Few have anything to gain by espousing denial of climate change. It’s hard for most people to tell if they have been affected by it. It doesn’t quite seem real. Those who actually make gestures in the face of it –- screwing in compact fluorescent lightbulbs, buying Prius cars — end up appearing ridiculous, like an old granny telling you to fetch your raincoat and rubbers because a force five hurricane is organizing iself offshore, beyond the horizon.

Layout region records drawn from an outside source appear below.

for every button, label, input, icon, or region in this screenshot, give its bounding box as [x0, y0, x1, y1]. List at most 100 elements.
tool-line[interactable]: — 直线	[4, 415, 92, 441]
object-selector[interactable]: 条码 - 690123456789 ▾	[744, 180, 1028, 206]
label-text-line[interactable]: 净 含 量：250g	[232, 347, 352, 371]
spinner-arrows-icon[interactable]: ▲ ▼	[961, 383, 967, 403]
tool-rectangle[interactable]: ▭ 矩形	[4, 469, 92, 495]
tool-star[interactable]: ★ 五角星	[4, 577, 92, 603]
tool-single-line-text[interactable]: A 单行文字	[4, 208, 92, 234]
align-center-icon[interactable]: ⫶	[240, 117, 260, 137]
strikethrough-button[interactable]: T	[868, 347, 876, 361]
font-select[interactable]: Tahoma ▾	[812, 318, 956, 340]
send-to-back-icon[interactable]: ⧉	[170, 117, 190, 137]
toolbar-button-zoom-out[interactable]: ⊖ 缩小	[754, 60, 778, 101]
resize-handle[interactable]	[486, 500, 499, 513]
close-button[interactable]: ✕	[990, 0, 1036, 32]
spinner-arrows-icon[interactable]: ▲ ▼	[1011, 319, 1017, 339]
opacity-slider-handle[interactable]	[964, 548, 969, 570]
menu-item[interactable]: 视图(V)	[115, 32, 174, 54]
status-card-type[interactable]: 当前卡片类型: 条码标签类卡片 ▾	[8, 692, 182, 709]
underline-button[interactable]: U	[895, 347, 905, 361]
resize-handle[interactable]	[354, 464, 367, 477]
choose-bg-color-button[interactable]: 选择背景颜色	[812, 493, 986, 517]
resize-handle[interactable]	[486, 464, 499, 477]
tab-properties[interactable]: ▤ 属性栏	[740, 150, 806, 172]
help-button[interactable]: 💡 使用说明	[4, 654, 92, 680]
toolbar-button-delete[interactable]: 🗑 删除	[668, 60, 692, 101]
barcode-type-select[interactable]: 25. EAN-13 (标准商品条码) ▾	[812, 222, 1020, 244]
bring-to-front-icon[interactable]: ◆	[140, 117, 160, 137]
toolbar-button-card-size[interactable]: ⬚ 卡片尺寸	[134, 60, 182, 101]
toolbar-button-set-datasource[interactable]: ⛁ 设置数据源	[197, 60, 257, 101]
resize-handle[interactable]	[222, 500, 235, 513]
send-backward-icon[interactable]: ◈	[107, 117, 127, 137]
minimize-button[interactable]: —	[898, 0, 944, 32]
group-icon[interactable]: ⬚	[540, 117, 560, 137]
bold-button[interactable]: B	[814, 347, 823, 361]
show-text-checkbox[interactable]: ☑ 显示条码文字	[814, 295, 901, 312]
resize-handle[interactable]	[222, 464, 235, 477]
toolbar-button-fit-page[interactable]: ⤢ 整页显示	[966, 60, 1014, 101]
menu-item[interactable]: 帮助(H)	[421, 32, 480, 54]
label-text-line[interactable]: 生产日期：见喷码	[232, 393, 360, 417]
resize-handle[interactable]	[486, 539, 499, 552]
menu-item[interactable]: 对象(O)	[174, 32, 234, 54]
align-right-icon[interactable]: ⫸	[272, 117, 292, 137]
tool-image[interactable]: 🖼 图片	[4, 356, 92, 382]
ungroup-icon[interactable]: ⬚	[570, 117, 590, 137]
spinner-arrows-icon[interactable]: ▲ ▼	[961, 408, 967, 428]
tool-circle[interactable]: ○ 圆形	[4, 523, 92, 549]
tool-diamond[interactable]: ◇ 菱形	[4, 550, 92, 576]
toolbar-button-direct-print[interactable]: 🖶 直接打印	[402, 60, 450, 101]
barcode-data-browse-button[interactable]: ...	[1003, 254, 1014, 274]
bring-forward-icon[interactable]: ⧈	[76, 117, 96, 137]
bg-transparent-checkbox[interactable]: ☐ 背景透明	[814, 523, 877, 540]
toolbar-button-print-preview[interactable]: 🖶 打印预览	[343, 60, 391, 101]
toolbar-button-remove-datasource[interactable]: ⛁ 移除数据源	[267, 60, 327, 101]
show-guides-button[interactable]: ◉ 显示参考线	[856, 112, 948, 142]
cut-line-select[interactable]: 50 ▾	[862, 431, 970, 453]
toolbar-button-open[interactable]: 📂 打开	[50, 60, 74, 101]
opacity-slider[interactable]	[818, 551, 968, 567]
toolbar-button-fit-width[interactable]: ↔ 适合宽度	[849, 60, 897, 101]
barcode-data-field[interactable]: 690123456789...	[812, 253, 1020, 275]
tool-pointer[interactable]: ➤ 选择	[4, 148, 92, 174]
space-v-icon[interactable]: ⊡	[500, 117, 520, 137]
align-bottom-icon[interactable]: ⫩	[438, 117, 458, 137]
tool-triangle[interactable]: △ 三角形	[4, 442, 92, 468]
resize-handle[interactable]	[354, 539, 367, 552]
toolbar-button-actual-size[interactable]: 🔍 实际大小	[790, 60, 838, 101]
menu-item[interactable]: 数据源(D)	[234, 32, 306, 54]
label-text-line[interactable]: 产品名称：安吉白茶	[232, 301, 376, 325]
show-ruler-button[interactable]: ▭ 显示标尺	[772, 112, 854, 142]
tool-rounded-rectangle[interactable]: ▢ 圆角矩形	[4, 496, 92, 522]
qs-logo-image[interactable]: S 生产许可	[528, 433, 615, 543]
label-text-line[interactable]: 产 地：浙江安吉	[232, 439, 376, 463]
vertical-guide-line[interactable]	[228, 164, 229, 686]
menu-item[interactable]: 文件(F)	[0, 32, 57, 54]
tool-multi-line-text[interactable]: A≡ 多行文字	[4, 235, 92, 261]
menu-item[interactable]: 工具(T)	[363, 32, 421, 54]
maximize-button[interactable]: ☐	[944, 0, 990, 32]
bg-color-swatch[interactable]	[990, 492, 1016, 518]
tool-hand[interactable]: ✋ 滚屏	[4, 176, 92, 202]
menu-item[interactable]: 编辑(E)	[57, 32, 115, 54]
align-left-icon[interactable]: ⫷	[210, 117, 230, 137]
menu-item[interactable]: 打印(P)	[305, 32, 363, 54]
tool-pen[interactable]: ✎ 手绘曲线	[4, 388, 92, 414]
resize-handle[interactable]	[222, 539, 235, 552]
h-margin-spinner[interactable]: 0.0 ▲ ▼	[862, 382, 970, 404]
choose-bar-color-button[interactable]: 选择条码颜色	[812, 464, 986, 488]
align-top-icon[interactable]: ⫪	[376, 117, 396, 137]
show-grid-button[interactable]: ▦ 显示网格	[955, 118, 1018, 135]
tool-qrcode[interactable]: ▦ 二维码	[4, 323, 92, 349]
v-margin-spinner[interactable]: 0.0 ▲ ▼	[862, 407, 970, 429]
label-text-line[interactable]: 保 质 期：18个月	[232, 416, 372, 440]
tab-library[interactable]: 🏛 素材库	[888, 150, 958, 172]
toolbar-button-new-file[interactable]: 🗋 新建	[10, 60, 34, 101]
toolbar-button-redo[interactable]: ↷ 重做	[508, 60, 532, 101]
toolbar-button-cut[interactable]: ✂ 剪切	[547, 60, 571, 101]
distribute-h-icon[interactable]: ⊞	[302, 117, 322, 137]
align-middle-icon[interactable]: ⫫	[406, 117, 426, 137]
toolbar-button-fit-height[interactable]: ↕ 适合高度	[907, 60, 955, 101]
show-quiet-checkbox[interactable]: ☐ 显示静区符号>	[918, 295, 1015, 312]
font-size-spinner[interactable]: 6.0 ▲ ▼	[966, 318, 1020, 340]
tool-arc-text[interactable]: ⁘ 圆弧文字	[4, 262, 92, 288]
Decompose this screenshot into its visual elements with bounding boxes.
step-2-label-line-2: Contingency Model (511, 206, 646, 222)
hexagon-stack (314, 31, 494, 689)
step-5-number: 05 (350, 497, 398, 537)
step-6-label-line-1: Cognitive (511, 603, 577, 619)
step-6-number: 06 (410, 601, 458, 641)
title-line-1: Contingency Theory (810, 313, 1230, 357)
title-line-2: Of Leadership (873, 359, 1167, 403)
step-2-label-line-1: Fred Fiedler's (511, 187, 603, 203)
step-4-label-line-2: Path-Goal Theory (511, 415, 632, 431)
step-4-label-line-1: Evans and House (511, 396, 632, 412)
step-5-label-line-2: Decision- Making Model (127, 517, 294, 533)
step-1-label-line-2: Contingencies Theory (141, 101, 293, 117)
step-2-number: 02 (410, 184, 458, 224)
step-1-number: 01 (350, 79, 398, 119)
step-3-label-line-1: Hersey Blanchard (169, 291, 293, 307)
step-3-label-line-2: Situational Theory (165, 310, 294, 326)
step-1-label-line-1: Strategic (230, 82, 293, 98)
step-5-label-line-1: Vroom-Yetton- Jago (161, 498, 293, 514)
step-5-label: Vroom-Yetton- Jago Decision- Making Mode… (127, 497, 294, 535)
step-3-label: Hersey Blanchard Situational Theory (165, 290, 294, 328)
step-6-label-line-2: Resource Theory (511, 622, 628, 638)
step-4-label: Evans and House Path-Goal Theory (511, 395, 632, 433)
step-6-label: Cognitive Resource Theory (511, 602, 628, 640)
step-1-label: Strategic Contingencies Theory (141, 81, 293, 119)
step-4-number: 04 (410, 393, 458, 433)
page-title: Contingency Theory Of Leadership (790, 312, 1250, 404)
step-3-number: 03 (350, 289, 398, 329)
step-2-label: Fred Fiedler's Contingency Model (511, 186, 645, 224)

The public appears aggressively clueless about the peak oil story. They do not accept any threats to the motoring regime. The news media is surely not helping sort things out. I saw a remarkable display of ignorance on CNN last week when the new resident idiot-maniac Glenn Beck hosted Teamster Union boss James Hoffa and they agreed that the oil companies were to blame for high fuel prices. To put it as plainly as possible, Beck doesn’t know what the fuck he’s talking about, and it’s disgraceful that CNN gives free reign to this moron to misinform the public. It’s perhaps equally amazing that Hoffa doesn’t know we have entered a permanent global oil crisis based on demand having outrun supply. These two idiots think that if Exxon-Mobil built a new refinery down in Louisiana, everything would be fine, diesel fuel would go back down to 99 cents a gallon, and it would be Christmas every morning.
Kunstler, April 28, 2008

The misconception that private oil companies are behind the recent gasoline price spikes is important to look at more closely. I’ve been finding this mistaken view too when I talk to people who have not actually looked into the questions of gas prices as they relate to Peak Oil. Essentially, what we’re seeing is how complete the domination of the corporate media is when it comes to how people come to understand complex issues.